The good news about the blog is it makes me face and evaluate those issues. I learn more about myself by reading and writing rather than talking. What helps you? Are you finding ways and time to be creative? Do you ever find yourself putting off what you really want or need to do?

I continue to make changes and continue to learn...

Have a very creative day.



I

Thursday, March 1, 2007

Being Authentic

Moving around helps me to take stock much of the time. I rarely get a chance to settle into any place, so I have found it is important to be settled and true to myself. Just maybe the moving helps me face that reality with greater clarity. I suppose that depends on each person's personality.

One of the items I picked up recently was the current O Magazine. This issue is all about being authentic. While I suspect many artists do not have problems with being authentic, I wonder if we are really authentic to our art. What does being authentic in art mean? Are we sometimes forced to tweak our authentic-ness to pay the bills?

Authenticity in my art is creating what I need to create when I need to produce it. For me, this means not working in a series the way critics often want to see us work. It means using materials in various ways and listening to my instincts about inspirations. It means allowing myself time to develop what needs to be developed in my work. What does being authentic to your art mean?

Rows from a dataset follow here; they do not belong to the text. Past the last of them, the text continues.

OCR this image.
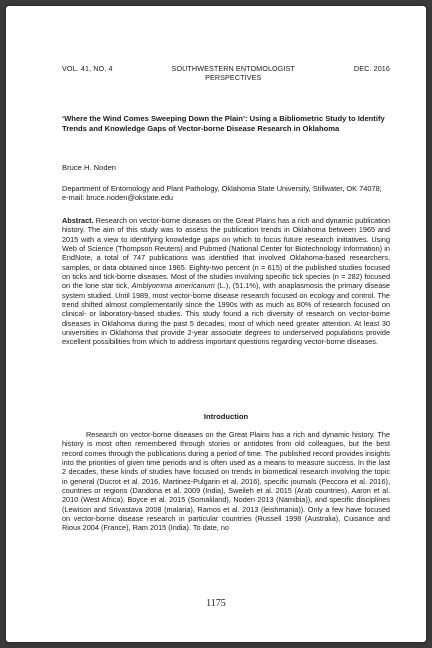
VOL. 41, NO. 4	SOUTHWESTERN ENTOMOLOGIST
PERSPECTIVES
DEC. 2016
‘Where the Wind Comes Sweeping Down the Plain’: Using a Bibliometric Study to Identify Trends and Knowledge Gaps of Vector-borne Disease Research in Oklahoma
Bruce H. Noden
Department of Entomology and Plant Pathology, Oklahoma State University, Stillwater, OK 74078; e-mail: bruce.noden@okstate.edu
Abstract. Research on vector-borne diseases on the Great Plains has a rich and dynamic publication history. The aim of this study was to assess the publication trends in Oklahoma between 1965 and 2015 with a view to identifying knowledge gaps on which to focus future research initiatives. Using Web of Science (Thompson Reuters) and Pubmed (National Center for Biotechnology Information) in EndNote, a total of 747 publications was identified that involved Oklahoma-based researchers, samples, or data obtained since 1965. Eighty-two percent (n = 615) of the published studies focused on ticks and tick-borne diseases. Most of the studies involving specific tick species (n = 282) focused on the lone star tick, Amblyomma americanum (L.), (51.1%), with anaplasmosis the primary disease system studied. Until 1989, most vector-borne disease research focused on ecology and control. The trend shifted almost complementarily since the 1990s with as much as 80% of research focused on clinical- or laboratory-based studies. This study found a rich diversity of research on vector-borne diseases in Oklahoma during the past 5 decades, most of which need greater attention. At least 30 universities in Oklahoma that provide 2-year associate degrees to underserved populations provide excellent possibilities from which to address important questions regarding vector-borne diseases.
Introduction
Research on vector-borne diseases on the Great Plains has a rich and dynamic history. The history is most often remembered through stories or antidotes from old colleagues, but the best record comes through the publications during a period of time. The published record provides insights into the priorities of given time periods and is often used as a means to measure success. In the last 2 decades, these kinds of studies have focused on trends in biomedical research involving the topic in general (Ducrot et al. 2016, Martinez-Pulgarin et al. 2016), specific journals (Peccora et al. 2016), countries or regions (Dandona et al. 2009 (India), Sweileh et al. 2015 (Arab countries), Aaron et al. 2010 (West Africa), Boyce et al. 2015 (Somaliland), Noden 2013 (Namibia)), and specific disciplines (Lewison and Srivastava 2008 (malaria), Ramos et al. 2013 (leishmania)). Only a few have focused on vector-borne disease research in particular countries (Russell 1998 (Australia), Cuisance and Rioux 2004 (France), Ram 2015 (India). To date, no
1175
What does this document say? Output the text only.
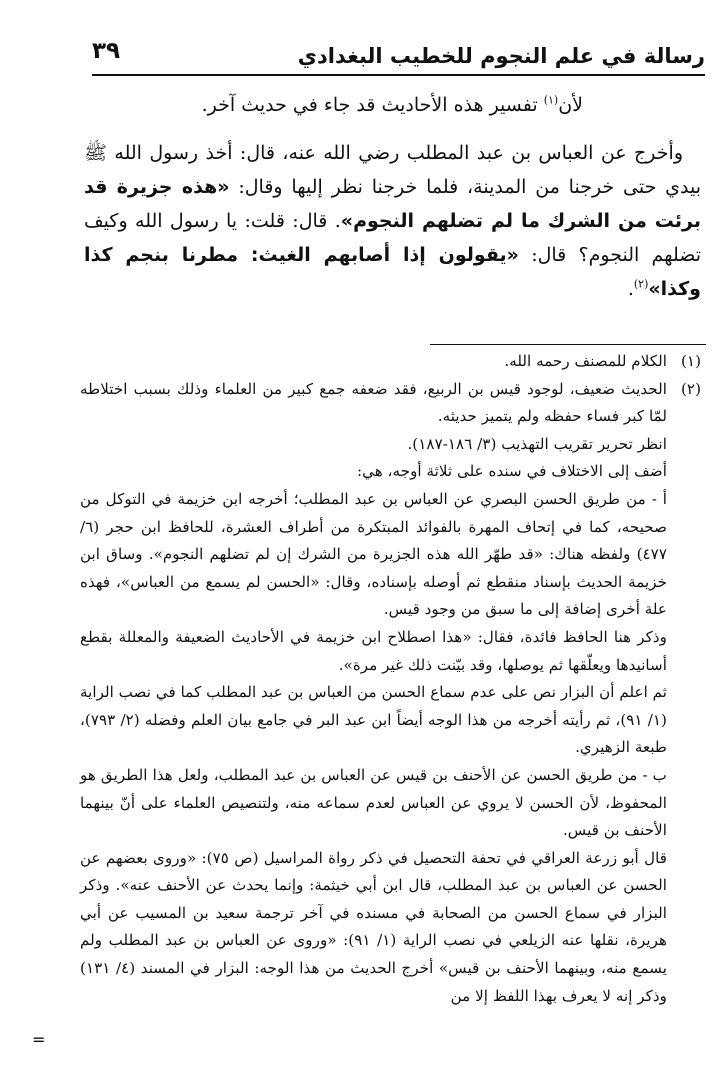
رسالة في علم النجوم للخطيب البغدادي
٣٩

لأن$^{(١)}$ تفسير هذه الأحاديث قد جاء في حديث آخر.

وأخرج عن العباس بن عبد المطلب رضي الله عنه، قال: أخذ رسول الله ﷺ بيدي حتى خرجنا من المدينة، فلما خرجنا نظر إليها وقال: «هذه جزيرة قد برئت من الشرك ما لم تضلهم النجوم». قال: قلت: يا رسول الله وكيف تضلهم النجوم؟ قال: «يقولون إذا أصابهم الغيث: مطرنا بنجم كذا وكذا»$^{(٢)}$.

(١)
الكلام للمصنف رحمه الله.
(٢)
الحديث ضعيف، لوجود قيس بن الربيع، فقد ضعفه جمع كبير من العلماء وذلك بسبب اختلاطه لمّا كبر فساء حفظه ولم يتميز حديثه.
انظر تحرير تقريب التهذيب (٣/ ١٨٦-١٨٧).
أضف إلى الاختلاف في سنده على ثلاثة أوجه، هي:
أ - من طريق الحسن البصري عن العباس بن عبد المطلب؛ أخرجه ابن خزيمة في التوكل من صحيحه، كما في إتحاف المهرة بالفوائد المبتكرة من أطراف العشرة، للحافظ ابن حجر (٦/ ٤٧٧) ولفظه هناك: «قد طهّر الله هذه الجزيرة من الشرك إن لم تضلهم النجوم». وساق ابن خزيمة الحديث بإسناد منقطع ثم أوصله بإسناده، وقال: «الحسن لم يسمع من العباس»، فهذه علة أخرى إضافة إلى ما سبق من وجود قيس.
وذكر هنا الحافظ فائدة، فقال: «هذا اصطلاح ابن خزيمة في الأحاديث الضعيفة والمعللة بقطع أسانيدها ويعلّقها ثم يوصلها، وقد بيّنت ذلك غير مرة».
ثم اعلم أن البزار نص على عدم سماع الحسن من العباس بن عبد المطلب كما في نصب الراية (١/ ٩١)، ثم رأيته أخرجه من هذا الوجه أيضاً ابن عبد البر في جامع بيان العلم وفضله (٢/ ٧٩٣)، طبعة الزهيري.
ب - من طريق الحسن عن الأحنف بن قيس عن العباس بن عبد المطلب، ولعل هذا الطريق هو المحفوظ، لأن الحسن لا يروي عن العباس لعدم سماعه منه، ولتنصيص العلماء على أنّ بينهما الأحنف بن قيس.
قال أبو زرعة العراقي في تحفة التحصيل في ذكر رواة المراسيل (ص ٧٥): «وروى بعضهم عن الحسن عن العباس بن عبد المطلب، قال ابن أبي خيثمة: وإنما يحدث عن الأحنف عنه». وذكر البزار في سماع الحسن من الصحابة في مسنده في آخر ترجمة سعيد بن المسيب عن أبي هريرة، نقلها عنه الزيلعي في نصب الراية (١/ ٩١): «وروى عن العباس بن عبد المطلب ولم يسمع منه، وبينهما الأحنف بن قيس» أخرج الحديث من هذا الوجه: البزار في المسند (٤/ ١٣١) وذكر إنه لا يعرف بهذا اللفظ إلا من
=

Does this compromise my ability to sell my works? I don't think that is so much the case (the moving around doesn't allow me a stable base from which to sell a great deal, however that is a different issue). Being authentic, itself, is a way of working in a series. Additionally, creativeness and authenticity allows me the ability to make connections in my work which may not be obvious to others.

In the O Magazine, several people talk about what it means to be authentic. A fashion designer discusses how her professional life has developed since she made the decision to not follow the trends. A musician discusses how staying true to herself has made the difference in her life. And there are other wonderful examples of how people have stayed true to theirselves and how it has made the difference in their lives.

Consider what it means to be authentic in your art. How do you remain true to yourself? For me, I understand no other way, but my way is mine.